Ethiopia has terminated the Poly-GCL licence given a lack of progress in developing the Calub and Hilala gas fields.
Minister of Mines & Petroleum Takele Uma Banti held a press conference announcing Ethiopia’s move to end the Chinese company’s activities. Citing previous notices, Takele said the termination was now in full effect.
“That said, as long as the financing that would enable to develop the oil and gas fields the ministry is open for mutual and expeditious settlement,” the minister said.
The ministry issued a demand to Poly-GCL in March. The company needed to deposit cash at the National Bank of Ethiopia (NBE) by the end of June, the ministry said, or face termination.

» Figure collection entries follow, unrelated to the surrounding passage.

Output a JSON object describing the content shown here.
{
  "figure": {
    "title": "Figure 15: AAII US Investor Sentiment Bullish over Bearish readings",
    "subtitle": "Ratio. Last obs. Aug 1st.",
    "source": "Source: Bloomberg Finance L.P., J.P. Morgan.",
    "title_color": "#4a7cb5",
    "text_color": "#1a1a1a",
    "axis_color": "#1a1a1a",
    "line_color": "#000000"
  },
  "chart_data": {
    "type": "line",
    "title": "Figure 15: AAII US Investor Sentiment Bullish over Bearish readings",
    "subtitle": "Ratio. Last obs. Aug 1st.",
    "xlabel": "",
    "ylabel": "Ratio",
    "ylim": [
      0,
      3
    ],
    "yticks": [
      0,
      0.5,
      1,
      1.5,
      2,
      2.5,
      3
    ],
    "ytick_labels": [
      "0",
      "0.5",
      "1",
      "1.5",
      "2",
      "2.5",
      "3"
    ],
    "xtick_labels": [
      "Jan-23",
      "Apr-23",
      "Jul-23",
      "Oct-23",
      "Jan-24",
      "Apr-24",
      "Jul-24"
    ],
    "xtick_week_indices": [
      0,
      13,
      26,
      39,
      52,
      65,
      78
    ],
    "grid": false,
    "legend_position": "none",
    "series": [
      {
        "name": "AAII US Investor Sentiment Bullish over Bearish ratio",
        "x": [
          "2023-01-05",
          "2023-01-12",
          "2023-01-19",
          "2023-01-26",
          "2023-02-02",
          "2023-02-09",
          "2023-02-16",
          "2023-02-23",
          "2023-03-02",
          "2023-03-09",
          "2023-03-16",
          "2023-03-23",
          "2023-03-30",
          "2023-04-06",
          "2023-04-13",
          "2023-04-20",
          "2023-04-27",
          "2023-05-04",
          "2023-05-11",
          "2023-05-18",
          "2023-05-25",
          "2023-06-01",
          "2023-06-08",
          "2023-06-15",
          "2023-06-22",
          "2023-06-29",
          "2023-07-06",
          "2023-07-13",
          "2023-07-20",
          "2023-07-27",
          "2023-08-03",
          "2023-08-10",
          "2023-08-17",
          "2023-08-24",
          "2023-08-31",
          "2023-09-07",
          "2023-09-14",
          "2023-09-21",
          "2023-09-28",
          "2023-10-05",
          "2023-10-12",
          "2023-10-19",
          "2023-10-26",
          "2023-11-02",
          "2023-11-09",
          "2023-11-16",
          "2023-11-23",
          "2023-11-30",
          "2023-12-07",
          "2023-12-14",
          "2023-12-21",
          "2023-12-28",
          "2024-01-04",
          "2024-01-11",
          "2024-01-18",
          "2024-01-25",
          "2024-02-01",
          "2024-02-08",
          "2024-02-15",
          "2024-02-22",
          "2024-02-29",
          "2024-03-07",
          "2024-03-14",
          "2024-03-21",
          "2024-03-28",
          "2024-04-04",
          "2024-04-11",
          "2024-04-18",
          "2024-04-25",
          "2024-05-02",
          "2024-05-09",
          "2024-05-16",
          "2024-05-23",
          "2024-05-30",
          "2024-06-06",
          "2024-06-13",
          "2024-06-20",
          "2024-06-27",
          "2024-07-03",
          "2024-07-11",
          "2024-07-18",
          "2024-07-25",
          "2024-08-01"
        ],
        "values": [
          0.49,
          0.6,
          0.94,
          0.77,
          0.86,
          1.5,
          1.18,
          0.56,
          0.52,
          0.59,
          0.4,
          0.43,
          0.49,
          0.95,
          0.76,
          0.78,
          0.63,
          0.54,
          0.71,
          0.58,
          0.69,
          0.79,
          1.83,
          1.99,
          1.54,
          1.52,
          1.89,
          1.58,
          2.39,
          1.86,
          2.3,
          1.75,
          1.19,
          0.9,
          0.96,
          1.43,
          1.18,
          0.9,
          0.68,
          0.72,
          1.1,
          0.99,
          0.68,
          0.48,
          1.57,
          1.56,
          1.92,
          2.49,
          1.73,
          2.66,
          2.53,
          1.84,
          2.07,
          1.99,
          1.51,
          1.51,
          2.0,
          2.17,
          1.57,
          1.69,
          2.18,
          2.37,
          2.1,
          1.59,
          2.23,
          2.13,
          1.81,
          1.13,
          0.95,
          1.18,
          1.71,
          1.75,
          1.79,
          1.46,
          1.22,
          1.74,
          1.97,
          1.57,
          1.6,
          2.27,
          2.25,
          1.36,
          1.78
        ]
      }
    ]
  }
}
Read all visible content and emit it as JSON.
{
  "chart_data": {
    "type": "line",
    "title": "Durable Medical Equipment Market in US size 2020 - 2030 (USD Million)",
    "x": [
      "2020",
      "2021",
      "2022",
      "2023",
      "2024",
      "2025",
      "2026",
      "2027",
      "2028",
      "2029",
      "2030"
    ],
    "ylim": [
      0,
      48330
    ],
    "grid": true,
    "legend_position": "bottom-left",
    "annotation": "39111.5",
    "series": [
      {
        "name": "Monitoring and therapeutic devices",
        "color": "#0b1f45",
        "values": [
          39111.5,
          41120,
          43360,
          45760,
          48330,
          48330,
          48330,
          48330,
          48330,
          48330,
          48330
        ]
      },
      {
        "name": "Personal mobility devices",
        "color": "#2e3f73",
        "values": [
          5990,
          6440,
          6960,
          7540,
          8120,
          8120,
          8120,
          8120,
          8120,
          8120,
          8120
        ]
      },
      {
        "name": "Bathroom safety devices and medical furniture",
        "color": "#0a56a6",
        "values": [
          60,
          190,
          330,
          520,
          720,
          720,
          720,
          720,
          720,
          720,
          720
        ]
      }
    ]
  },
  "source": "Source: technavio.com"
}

It also asked Poly-GCL to show its debt financing plans and provide funds for community development.
The ministry has projected that Poly-GCL would need to invest $4.2 billion to develop the Calub and Hilala project. The Chinese plan is to pipe the gas 750 km to a nearshore liquefaction plant off Djibouti.
High-level needs
Poly-GCL executives gave a presentation on Chinese investment in Africa, and Ethiopia in particular, in June. Executive director Kang Houping said Chinese regulator National Development and Reform Commission (NDRC) saw the company’s projects as of great importance.
The executive called for China to include the Poly-GCL project in the country’s high-level spending plans. The initial plan from the Chinese company involved a 3 million tonne per year LNG plant, potentially rising in the longer term to 10mn tpy.
The company struck a memorandum of understanding (MoU) with GNE Hong Kong on the Ethiopia project. GNE raised the prospect of investing in Poly-GCL in order to support the gas export plan.
Poly-GCL said it would need to raise $500 million to get the plan going. Signing the MoU in July, the company said it aimed to begin work in the fourth quarter of 2022 and start commercial production in mid-2025.
While the Chinese company has been unable to make progress, there may be alternatives. Takele, the day before terminating the Chinese deal, held talks with Prince Abass Ben Ali Ben Nayef of Jordan and United Capital.
The two sides discussed “investment opportunities on the development of natural gas … in Ethiopia. We’ve agreed on partnership and laid out the foundation to begin work immediately,” he said.